Et Tommy? Qui n'arrive pas à nous dire ce qu'il a fait il y a deux minutes, parce que la notion d'avant, après, hier, demain est difficile. Mais? L'est-elle réellement? Parce qu'un soir, dans son bain, il m'a clairement dit "Arthur" pour un spectacle qui l'attendait le lendemain matin. Alors c'est bien là, à quelque part, bien gardé, mais il savait, il sait. Comme la journée qu'il a dessiné sur une ancienne feuille d'école, traçant un X sur "école" et écrivant plutôt le nom de l'éducatrice qui s'occupait de lui au camp de jour.





Parce qu'il s'en passe des affaires dans cette petite tête, même si on a l'impression que ça n'avance pas.

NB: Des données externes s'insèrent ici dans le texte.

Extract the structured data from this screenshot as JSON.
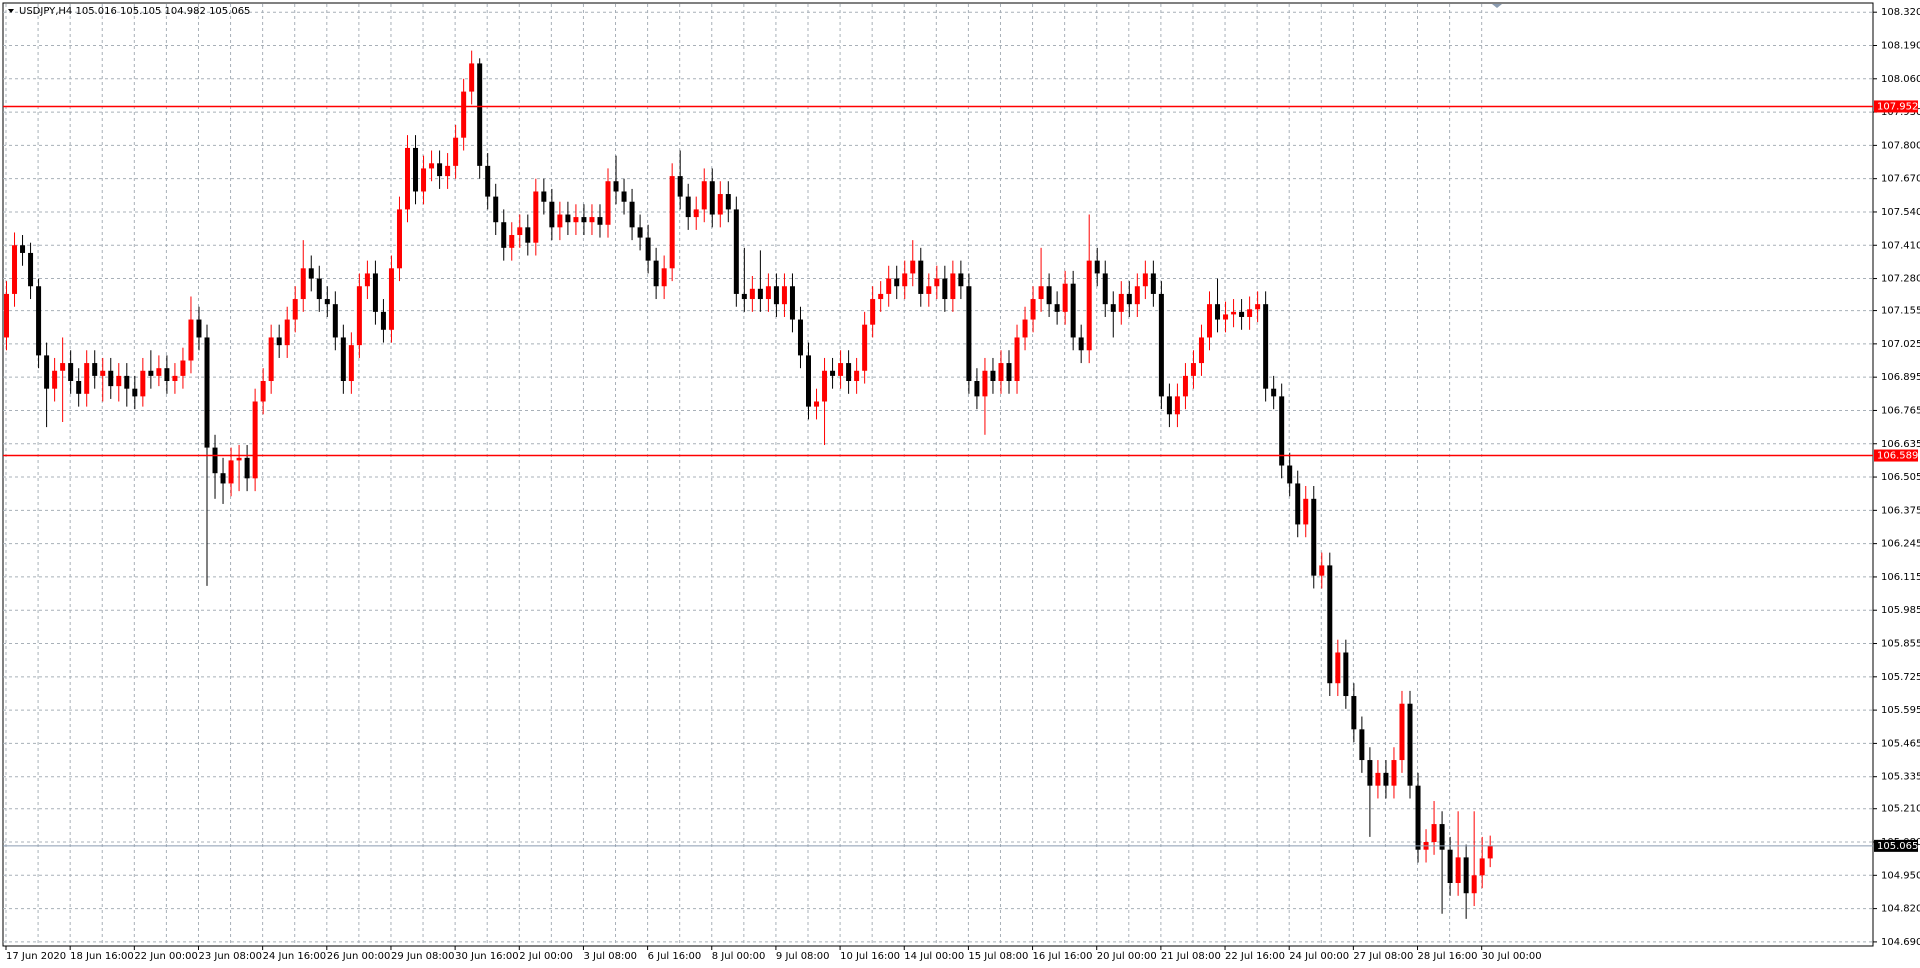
{
  "chart_data": {
    "type": "candlestick",
    "title": "USDJPY,H4  105.016 105.105 104.982 105.065",
    "up_color": "#ff0000",
    "down_color": "#000000",
    "grid": true,
    "categories": [
      "17 Jun 2020",
      null,
      null,
      null,
      null,
      null,
      null,
      null,
      "18 Jun 16:00",
      null,
      null,
      null,
      null,
      null,
      null,
      null,
      "22 Jun 00:00",
      null,
      null,
      null,
      null,
      null,
      null,
      null,
      "23 Jun 08:00",
      null,
      null,
      null,
      null,
      null,
      null,
      null,
      "24 Jun 16:00",
      null,
      null,
      null,
      null,
      null,
      null,
      null,
      "26 Jun 00:00",
      null,
      null,
      null,
      null,
      null,
      null,
      null,
      "29 Jun 08:00",
      null,
      null,
      null,
      null,
      null,
      null,
      null,
      "30 Jun 16:00",
      null,
      null,
      null,
      null,
      null,
      null,
      null,
      "2 Jul 00:00",
      null,
      null,
      null,
      null,
      null,
      null,
      null,
      "3 Jul 08:00",
      null,
      null,
      null,
      null,
      null,
      null,
      null,
      "6 Jul 16:00",
      null,
      null,
      null,
      null,
      null,
      null,
      null,
      "8 Jul 00:00",
      null,
      null,
      null,
      null,
      null,
      null,
      null,
      "9 Jul 08:00",
      null,
      null,
      null,
      null,
      null,
      null,
      null,
      "10 Jul 16:00",
      null,
      null,
      null,
      null,
      null,
      null,
      null,
      "14 Jul 00:00",
      null,
      null,
      null,
      null,
      null,
      null,
      null,
      "15 Jul 08:00",
      null,
      null,
      null,
      null,
      null,
      null,
      null,
      "16 Jul 16:00",
      null,
      null,
      null,
      null,
      null,
      null,
      null,
      "20 Jul 00:00",
      null,
      null,
      null,
      null,
      null,
      null,
      null,
      "21 Jul 08:00",
      null,
      null,
      null,
      null,
      null,
      null,
      null,
      "22 Jul 16:00",
      null,
      null,
      null,
      null,
      null,
      null,
      null,
      "24 Jul 00:00",
      null,
      null,
      null,
      null,
      null,
      null,
      null,
      "27 Jul 08:00",
      null,
      null,
      null,
      null,
      null,
      null,
      null,
      "28 Jul 16:00",
      null,
      null,
      null,
      null,
      null,
      null,
      null,
      "30 Jul 00:00",
      null
    ],
    "candles": [
      [
        107.05,
        107.27,
        107.0,
        107.22
      ],
      [
        107.22,
        107.46,
        107.17,
        107.41
      ],
      [
        107.41,
        107.45,
        107.33,
        107.38
      ],
      [
        107.38,
        107.42,
        107.2,
        107.25
      ],
      [
        107.25,
        107.28,
        106.93,
        106.98
      ],
      [
        106.98,
        107.03,
        106.7,
        106.85
      ],
      [
        106.85,
        106.97,
        106.8,
        106.92
      ],
      [
        106.92,
        107.05,
        106.72,
        106.95
      ],
      [
        106.95,
        107.0,
        106.83,
        106.88
      ],
      [
        106.88,
        106.93,
        106.78,
        106.83
      ],
      [
        106.83,
        107.0,
        106.78,
        106.95
      ],
      [
        106.95,
        107.0,
        106.85,
        106.9
      ],
      [
        106.9,
        106.97,
        106.8,
        106.92
      ],
      [
        106.92,
        106.97,
        106.81,
        106.86
      ],
      [
        106.86,
        106.95,
        106.8,
        106.9
      ],
      [
        106.9,
        106.95,
        106.78,
        106.85
      ],
      [
        106.85,
        106.9,
        106.77,
        106.82
      ],
      [
        106.82,
        106.97,
        106.78,
        106.92
      ],
      [
        106.92,
        107.0,
        106.85,
        106.9
      ],
      [
        106.9,
        106.98,
        106.86,
        106.93
      ],
      [
        106.93,
        106.98,
        106.83,
        106.88
      ],
      [
        106.88,
        106.95,
        106.83,
        106.9
      ],
      [
        106.9,
        107.01,
        106.85,
        106.96
      ],
      [
        106.96,
        107.21,
        106.91,
        107.12
      ],
      [
        107.12,
        107.17,
        107.0,
        107.05
      ],
      [
        107.05,
        107.1,
        106.08,
        106.62
      ],
      [
        106.62,
        106.67,
        106.42,
        106.52
      ],
      [
        106.52,
        106.58,
        106.4,
        106.48
      ],
      [
        106.48,
        106.62,
        106.43,
        106.57
      ],
      [
        106.57,
        106.63,
        106.45,
        106.58
      ],
      [
        106.58,
        106.63,
        106.45,
        106.5
      ],
      [
        106.5,
        106.85,
        106.45,
        106.8
      ],
      [
        106.8,
        106.93,
        106.75,
        106.88
      ],
      [
        106.88,
        107.1,
        106.83,
        107.05
      ],
      [
        107.05,
        107.1,
        106.97,
        107.02
      ],
      [
        107.02,
        107.17,
        106.97,
        107.12
      ],
      [
        107.12,
        107.25,
        107.07,
        107.2
      ],
      [
        107.2,
        107.43,
        107.15,
        107.32
      ],
      [
        107.32,
        107.37,
        107.23,
        107.28
      ],
      [
        107.28,
        107.33,
        107.15,
        107.2
      ],
      [
        107.2,
        107.25,
        107.13,
        107.18
      ],
      [
        107.18,
        107.23,
        107.0,
        107.05
      ],
      [
        107.05,
        107.1,
        106.83,
        106.88
      ],
      [
        106.88,
        107.07,
        106.83,
        107.02
      ],
      [
        107.02,
        107.3,
        106.97,
        107.25
      ],
      [
        107.25,
        107.35,
        107.2,
        107.3
      ],
      [
        107.3,
        107.35,
        107.1,
        107.15
      ],
      [
        107.15,
        107.2,
        107.03,
        107.08
      ],
      [
        107.08,
        107.37,
        107.03,
        107.32
      ],
      [
        107.32,
        107.6,
        107.27,
        107.55
      ],
      [
        107.55,
        107.84,
        107.5,
        107.79
      ],
      [
        107.79,
        107.84,
        107.57,
        107.62
      ],
      [
        107.62,
        107.76,
        107.57,
        107.71
      ],
      [
        107.71,
        107.78,
        107.66,
        107.73
      ],
      [
        107.73,
        107.78,
        107.63,
        107.68
      ],
      [
        107.68,
        107.77,
        107.63,
        107.72
      ],
      [
        107.72,
        107.88,
        107.67,
        107.83
      ],
      [
        107.83,
        108.06,
        107.78,
        108.01
      ],
      [
        108.01,
        108.17,
        107.96,
        108.12
      ],
      [
        108.12,
        108.14,
        107.67,
        107.72
      ],
      [
        107.72,
        107.77,
        107.55,
        107.6
      ],
      [
        107.6,
        107.65,
        107.45,
        107.5
      ],
      [
        107.5,
        107.55,
        107.35,
        107.4
      ],
      [
        107.4,
        107.5,
        107.35,
        107.45
      ],
      [
        107.45,
        107.53,
        107.4,
        107.48
      ],
      [
        107.48,
        107.53,
        107.37,
        107.42
      ],
      [
        107.42,
        107.67,
        107.37,
        107.62
      ],
      [
        107.62,
        107.67,
        107.53,
        107.58
      ],
      [
        107.58,
        107.63,
        107.43,
        107.48
      ],
      [
        107.48,
        107.58,
        107.43,
        107.53
      ],
      [
        107.53,
        107.58,
        107.45,
        107.5
      ],
      [
        107.5,
        107.57,
        107.45,
        107.52
      ],
      [
        107.52,
        107.57,
        107.45,
        107.5
      ],
      [
        107.5,
        107.57,
        107.45,
        107.52
      ],
      [
        107.52,
        107.57,
        107.44,
        107.49
      ],
      [
        107.49,
        107.71,
        107.44,
        107.66
      ],
      [
        107.66,
        107.76,
        107.57,
        107.62
      ],
      [
        107.62,
        107.67,
        107.53,
        107.58
      ],
      [
        107.58,
        107.63,
        107.43,
        107.48
      ],
      [
        107.48,
        107.53,
        107.39,
        107.44
      ],
      [
        107.44,
        107.49,
        107.3,
        107.35
      ],
      [
        107.35,
        107.4,
        107.2,
        107.25
      ],
      [
        107.25,
        107.37,
        107.2,
        107.32
      ],
      [
        107.32,
        107.73,
        107.27,
        107.68
      ],
      [
        107.68,
        107.78,
        107.55,
        107.6
      ],
      [
        107.6,
        107.65,
        107.47,
        107.52
      ],
      [
        107.52,
        107.6,
        107.47,
        107.55
      ],
      [
        107.55,
        107.71,
        107.5,
        107.66
      ],
      [
        107.66,
        107.71,
        107.48,
        107.53
      ],
      [
        107.53,
        107.66,
        107.48,
        107.61
      ],
      [
        107.61,
        107.66,
        107.5,
        107.55
      ],
      [
        107.55,
        107.6,
        107.17,
        107.22
      ],
      [
        107.22,
        107.4,
        107.15,
        107.2
      ],
      [
        107.2,
        107.29,
        107.15,
        107.24
      ],
      [
        107.24,
        107.39,
        107.15,
        107.2
      ],
      [
        107.2,
        107.3,
        107.15,
        107.25
      ],
      [
        107.25,
        107.3,
        107.13,
        107.18
      ],
      [
        107.18,
        107.3,
        107.13,
        107.25
      ],
      [
        107.25,
        107.3,
        107.07,
        107.12
      ],
      [
        107.12,
        107.17,
        106.93,
        106.98
      ],
      [
        106.98,
        107.03,
        106.73,
        106.78
      ],
      [
        106.78,
        106.85,
        106.73,
        106.8
      ],
      [
        106.8,
        106.97,
        106.63,
        106.92
      ],
      [
        106.92,
        106.97,
        106.85,
        106.9
      ],
      [
        106.9,
        107.0,
        106.85,
        106.95
      ],
      [
        106.95,
        107.0,
        106.83,
        106.88
      ],
      [
        106.88,
        106.97,
        106.83,
        106.92
      ],
      [
        106.92,
        107.15,
        106.87,
        107.1
      ],
      [
        107.1,
        107.25,
        107.05,
        107.2
      ],
      [
        107.2,
        107.27,
        107.15,
        107.22
      ],
      [
        107.22,
        107.33,
        107.17,
        107.28
      ],
      [
        107.28,
        107.33,
        107.2,
        107.25
      ],
      [
        107.25,
        107.35,
        107.2,
        107.3
      ],
      [
        107.3,
        107.43,
        107.25,
        107.35
      ],
      [
        107.35,
        107.4,
        107.17,
        107.22
      ],
      [
        107.22,
        107.3,
        107.17,
        107.25
      ],
      [
        107.25,
        107.33,
        107.2,
        107.28
      ],
      [
        107.28,
        107.33,
        107.15,
        107.2
      ],
      [
        107.2,
        107.35,
        107.15,
        107.3
      ],
      [
        107.3,
        107.35,
        107.2,
        107.25
      ],
      [
        107.25,
        107.3,
        106.83,
        106.88
      ],
      [
        106.88,
        106.93,
        106.77,
        106.82
      ],
      [
        106.82,
        106.97,
        106.67,
        106.92
      ],
      [
        106.92,
        106.97,
        106.83,
        106.88
      ],
      [
        106.88,
        107.0,
        106.83,
        106.95
      ],
      [
        106.95,
        107.0,
        106.83,
        106.88
      ],
      [
        106.88,
        107.1,
        106.83,
        107.05
      ],
      [
        107.05,
        107.17,
        107.0,
        107.12
      ],
      [
        107.12,
        107.25,
        107.07,
        107.2
      ],
      [
        107.2,
        107.4,
        107.15,
        107.25
      ],
      [
        107.25,
        107.3,
        107.13,
        107.18
      ],
      [
        107.18,
        107.23,
        107.1,
        107.15
      ],
      [
        107.15,
        107.31,
        107.1,
        107.26
      ],
      [
        107.26,
        107.31,
        107.0,
        107.05
      ],
      [
        107.05,
        107.1,
        106.95,
        107.0
      ],
      [
        107.0,
        107.53,
        106.95,
        107.35
      ],
      [
        107.35,
        107.4,
        107.25,
        107.3
      ],
      [
        107.3,
        107.35,
        107.13,
        107.18
      ],
      [
        107.18,
        107.23,
        107.05,
        107.15
      ],
      [
        107.15,
        107.27,
        107.1,
        107.22
      ],
      [
        107.22,
        107.27,
        107.13,
        107.18
      ],
      [
        107.18,
        107.3,
        107.13,
        107.25
      ],
      [
        107.25,
        107.35,
        107.2,
        107.3
      ],
      [
        107.3,
        107.35,
        107.17,
        107.22
      ],
      [
        107.22,
        107.27,
        106.77,
        106.82
      ],
      [
        106.82,
        106.87,
        106.7,
        106.75
      ],
      [
        106.75,
        106.87,
        106.7,
        106.82
      ],
      [
        106.82,
        106.95,
        106.77,
        106.9
      ],
      [
        106.9,
        107.0,
        106.85,
        106.95
      ],
      [
        106.95,
        107.1,
        106.9,
        107.05
      ],
      [
        107.05,
        107.23,
        107.0,
        107.18
      ],
      [
        107.18,
        107.28,
        107.07,
        107.12
      ],
      [
        107.12,
        107.19,
        107.07,
        107.14
      ],
      [
        107.14,
        107.2,
        107.09,
        107.15
      ],
      [
        107.15,
        107.2,
        107.08,
        107.13
      ],
      [
        107.13,
        107.21,
        107.08,
        107.16
      ],
      [
        107.16,
        107.23,
        107.11,
        107.18
      ],
      [
        107.18,
        107.23,
        106.8,
        106.85
      ],
      [
        106.85,
        106.9,
        106.77,
        106.82
      ],
      [
        106.82,
        106.87,
        106.5,
        106.55
      ],
      [
        106.55,
        106.6,
        106.43,
        106.48
      ],
      [
        106.48,
        106.53,
        106.27,
        106.32
      ],
      [
        106.32,
        106.47,
        106.27,
        106.42
      ],
      [
        106.42,
        106.47,
        106.07,
        106.12
      ],
      [
        106.12,
        106.21,
        106.07,
        106.16
      ],
      [
        106.16,
        106.21,
        105.65,
        105.7
      ],
      [
        105.7,
        105.87,
        105.65,
        105.82
      ],
      [
        105.82,
        105.87,
        105.6,
        105.65
      ],
      [
        105.65,
        105.7,
        105.47,
        105.52
      ],
      [
        105.52,
        105.57,
        105.35,
        105.4
      ],
      [
        105.4,
        105.45,
        105.1,
        105.3
      ],
      [
        105.3,
        105.4,
        105.25,
        105.35
      ],
      [
        105.35,
        105.4,
        105.25,
        105.3
      ],
      [
        105.3,
        105.45,
        105.25,
        105.4
      ],
      [
        105.4,
        105.67,
        105.35,
        105.62
      ],
      [
        105.62,
        105.67,
        105.25,
        105.3
      ],
      [
        105.3,
        105.35,
        105.0,
        105.05
      ],
      [
        105.05,
        105.13,
        105.0,
        105.08
      ],
      [
        105.08,
        105.24,
        105.03,
        105.15
      ],
      [
        105.15,
        105.2,
        104.8,
        105.05
      ],
      [
        105.05,
        105.1,
        104.87,
        104.92
      ],
      [
        104.92,
        105.2,
        104.87,
        105.02
      ],
      [
        105.02,
        105.07,
        104.78,
        104.88
      ],
      [
        104.88,
        105.2,
        104.83,
        104.95
      ],
      [
        104.95,
        105.1,
        104.9,
        105.016
      ],
      [
        105.016,
        105.105,
        104.982,
        105.065
      ]
    ],
    "ylim": [
      104.674,
      108.352
    ],
    "yticks": [
      {
        "value": 108.32,
        "label": "108.320"
      },
      {
        "value": 108.19,
        "label": "108.190"
      },
      {
        "value": 108.06,
        "label": "108.060"
      },
      {
        "value": 107.93,
        "label": "107.930"
      },
      {
        "value": 107.8,
        "label": "107.800"
      },
      {
        "value": 107.67,
        "label": "107.670"
      },
      {
        "value": 107.54,
        "label": "107.540"
      },
      {
        "value": 107.41,
        "label": "107.410"
      },
      {
        "value": 107.28,
        "label": "107.280"
      },
      107.155,
      107.025,
      106.895,
      106.765,
      106.635,
      106.505,
      106.375,
      106.245,
      106.115,
      105.985,
      105.855,
      105.725,
      105.595,
      105.465,
      105.335,
      {
        "value": 105.21,
        "label": "105.210"
      },
      {
        "value": 105.08,
        "label": "105.080"
      },
      {
        "value": 104.95,
        "label": "104.950"
      },
      {
        "value": 104.82,
        "label": "104.820"
      },
      {
        "value": 104.69,
        "label": "104.690"
      }
    ],
    "hlines": [
      {
        "value": 107.952,
        "color": "#ff0000"
      },
      {
        "value": 106.589,
        "color": "#ff0000"
      },
      {
        "value": 105.065,
        "color": "#8a9bb0",
        "label_color": "#000000"
      }
    ]
  }
}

Une maman me demandait dernière comment faire? Pour enseigner, pour montrer des nouvelles choses? Et bien, on fait comme on l'a toujours fait, et on peut être surpris, malgré les apparences, de ce qu'ils peuvent tout de même apprendre, c'est seulement qu'ils ne nous le disent pas... mais c'est bien là... sous la carapace de l'autisme.



1 commentaires:

Anonyme

Ah le iPad! J'haïs les produits Appel pour m'en confesser... Mais le iPad, je ne m'en passerais pas. Ici, ça fait des miracles (traduction, la tablette comprend comment faire comprendre à ma fille elle!). Il y a une partie de moi qui croit sincèrement que c'est le préjugé favorable de ma princesse envers le médium qui "aide" le plus. Je remarque les mêmes résistances face à la nouveauté, mais elles tombent 300 fois plus vite. Par exemple, un nouveau livre en application ou un nouveau livre en papier? Donnez 1 journée pour l'application pour se faire accepter, un mois minimum pour le livre papier.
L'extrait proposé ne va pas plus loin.